Leaders in House Block Earmarks to Corporations

By ERIC LICHTBLAU, The New York Times
WASHINGTON — House Democratic leaders on Wednesday banned budget earmarks to private industry, ending a practice that has steered billions of dollars in no-bid contracts to companies and set off corruption scandals.

The ban is the most forceful step yet in a three-year effort in Congress to curb abuses in the use of earmarks, which allow individual lawmakers to award financing for pet projects to groups and businesses, many of them campaign donors.

But House Republicans, in a quick round of political one-upmanship, tried to outmaneuver Democrats by calling for a ban on earmarks across the board, not just to for-profit companies. Republicans, who expect an intra-party vote on the issue Thursday, called earmarks “a symbol of a broken Washington.”

Both parties are seeking to claim the ethical high ground on the issue by racing to rein in a budgeting practice that has become rife with political influence peddling. So far, though, the Senate is not joining in. House Democrats had tried to reach an agreement with their counterparts to ban for-profit earmarks, but the senators balked, Congressional officials said.

Had the ban on for-profit earmarks been in place last year, it would have meant the elimination of about 1,000 awards worth a total of about $1.7 billion, leaders of the House Appropriations Committee said in announcing that, as a matter of policy, they will no longer approve requests for awards to for-profit groups. Many of those earmarks went to military contractors for projects in lawmakers’ home districts.

Under the new restrictions, not-for-profit institutions like schools and colleges, state and local governments, research groups, social service centers and others are still free to receive earmarks. The new restrictions, for example, would still allow the type of award to local governmental agencies that became infamous in 2005 with Alaska’s “Bridge to Nowhere.”

Representative David R. Obey, the Wisconsin Democrat who leads the Appropriations Committee, said a series of criminal investigations, ethics inquiries and political embarrassments had prompted him to take stronger steps.

“The political reality right now is that the public has lost some confidence in this institution, and one of the reasons is the past abuses of the earmark process,” Mr.
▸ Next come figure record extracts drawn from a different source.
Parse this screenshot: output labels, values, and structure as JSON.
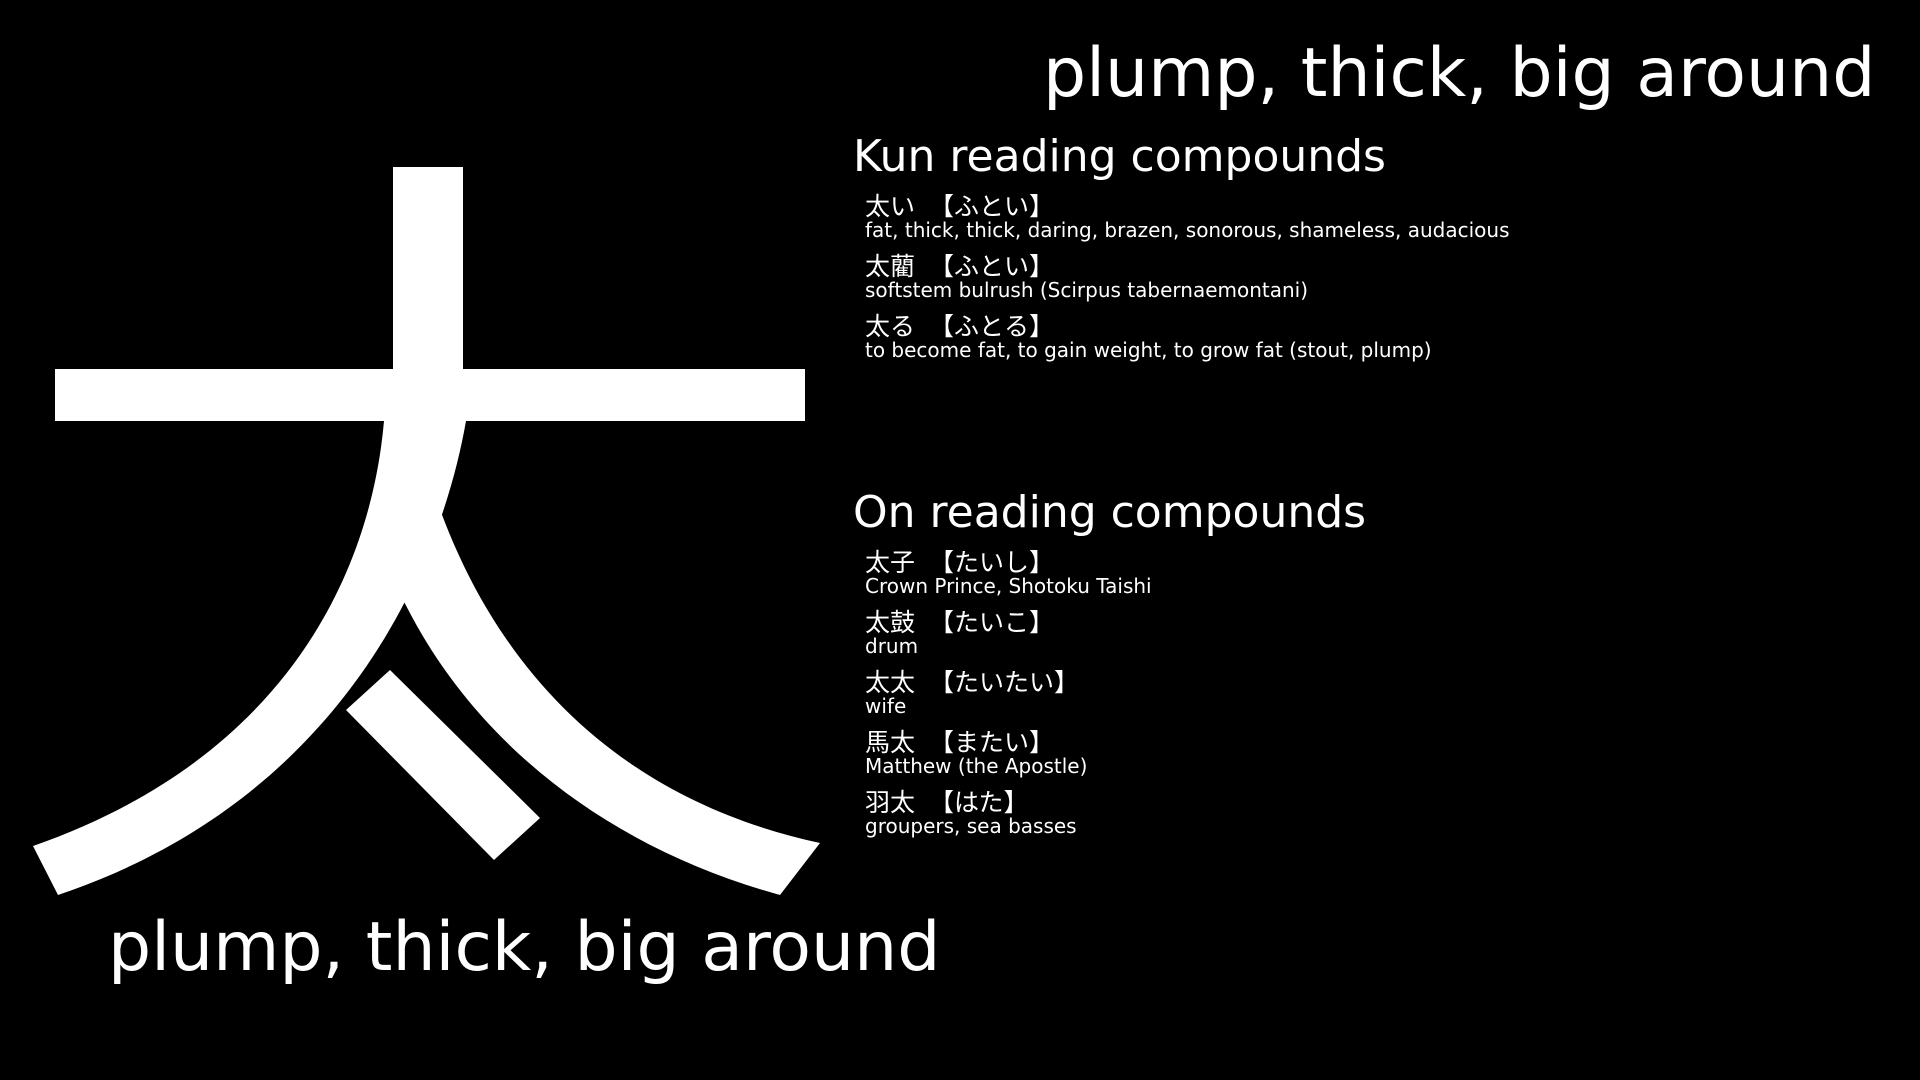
{
  "kanji": {
    "character": "太",
    "glyph": "kanji-character-graphic"
  },
  "meaning_top": "plump, thick, big around",
  "meaning_bottom": "plump, thick, big around",
  "kun": {
    "heading": "Kun reading compounds",
    "items": [
      {
        "word": "太い",
        "reading": "【ふとい】",
        "meaning": "fat, thick, thick, daring, brazen, sonorous, shameless, audacious"
      },
      {
        "word": "太藺",
        "reading": "【ふとい】",
        "meaning": "softstem bulrush (Scirpus tabernaemontani)"
      },
      {
        "word": "太る",
        "reading": "【ふとる】",
        "meaning": "to become fat, to gain weight, to grow fat (stout, plump)"
      }
    ]
  },
  "on": {
    "heading": "On reading compounds",
    "items": [
      {
        "word": "太子",
        "reading": "【たいし】",
        "meaning": "Crown Prince, Shotoku Taishi"
      },
      {
        "word": "太鼓",
        "reading": "【たいこ】",
        "meaning": "drum"
      },
      {
        "word": "太太",
        "reading": "【たいたい】",
        "meaning": "wife"
      },
      {
        "word": "馬太",
        "reading": "【またい】",
        "meaning": "Matthew (the Apostle)"
      },
      {
        "word": "羽太",
        "reading": "【はた】",
        "meaning": "groupers, sea basses"
      }
    ]
  },
  "colors": {
    "background": "#000000",
    "foreground": "#ffffff"
  }
}
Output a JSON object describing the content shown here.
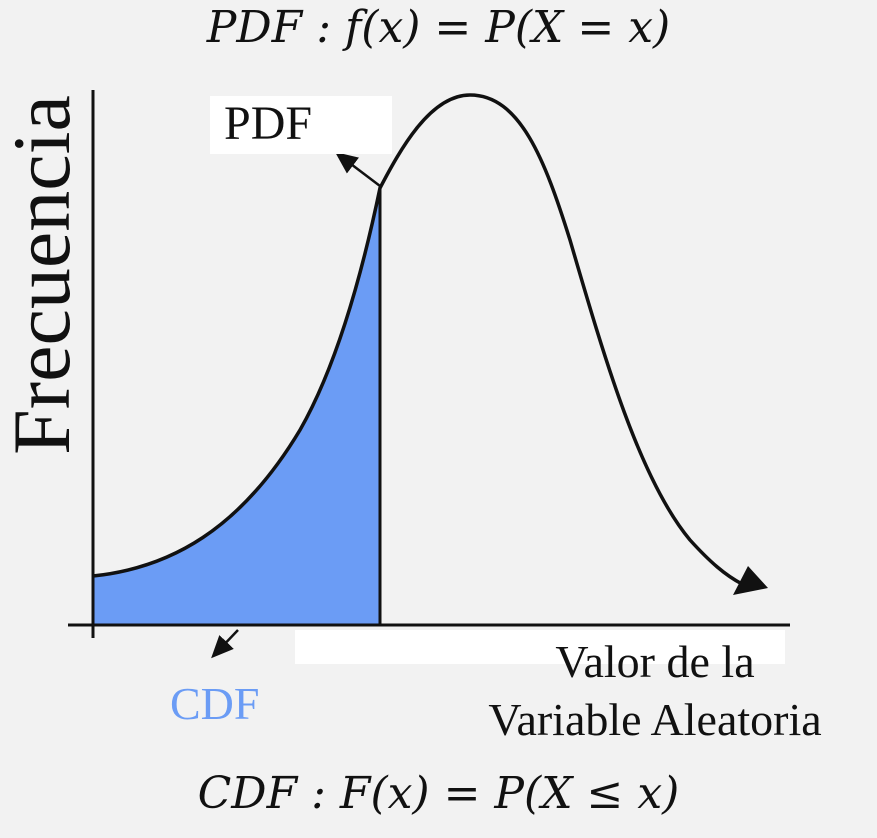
{
  "formulas": {
    "pdf": "PDF :  f(x) = P(X = x)",
    "cdf": "CDF :  F(x) = P(X ≤ x)"
  },
  "labels": {
    "y_axis": "Frecuencia",
    "pdf_curve": "PDF",
    "cdf_area": "CDF",
    "x_axis_line1": "Valor de la",
    "x_axis_line2": "Variable Aleatoria"
  },
  "colors": {
    "cdf_fill": "#6b9cf5",
    "cdf_text": "#6b9cf5",
    "curve": "#111111",
    "background": "#f2f2f2"
  },
  "icons": {
    "pdf_pointer": "arrow-up-left-icon",
    "cdf_pointer": "arrow-down-left-icon",
    "curve_end": "arrowhead-icon"
  }
}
Obey said. Earmarks for profit-making companies are “the most vulnerable place” for abuse in the system, he added.

If the Senate does not follow the House’s lead, that would set up a confrontation between the two chambers, with the Senate including for-profit earmarks in its budget bills and the House excluding them. Negotiators from each body would then have to determine which earmarks, if any, would make it into a final bill sent to the White House for approval.

Senator Daniel K. Inouye, the Democrat of Hawaii who leads the Senate Appropriations Committee, said Wednesday that current restrictions were already working and that “it does not make sense to discriminate against for-profit organizations” by banning earmarks to them. He noted that many nonprofits had powerful lobbying operations to secure earmarks as well.

The House ban came less than two weeks after the public release of an investigation by the Office of Congressional Ethics laid bare the pay-to-play culture on Capitol Hill, particularly on the defense appropriations subcommittee. The report found that there was a “widespread perception” among the private-sector recipients of earmarks that giving political contributions to lawmakers on the panel helped secure the grants.

Even so, the House ethics committee on Feb. 26 cleared seven members of the defense panel — five Democrats and two Republicans — of accusations that they had improperly tied earmarks to contributions. The decision prompted protests from government watchdog groups, who said the standard the committee had set for ethical wrongdoing would open the way to further abuse of the earmark process.

The practice of inserting earmarks into spending bills, once used fairly sparingly by Congress as a way of imposing its budget priorities on the executive branch, has mushroomed, with lobbyists competing for the attention of committee members who control the money. Congress, which can award no-bid contracts at its discretion, doled out nearly $16 billion in awards last fiscal year.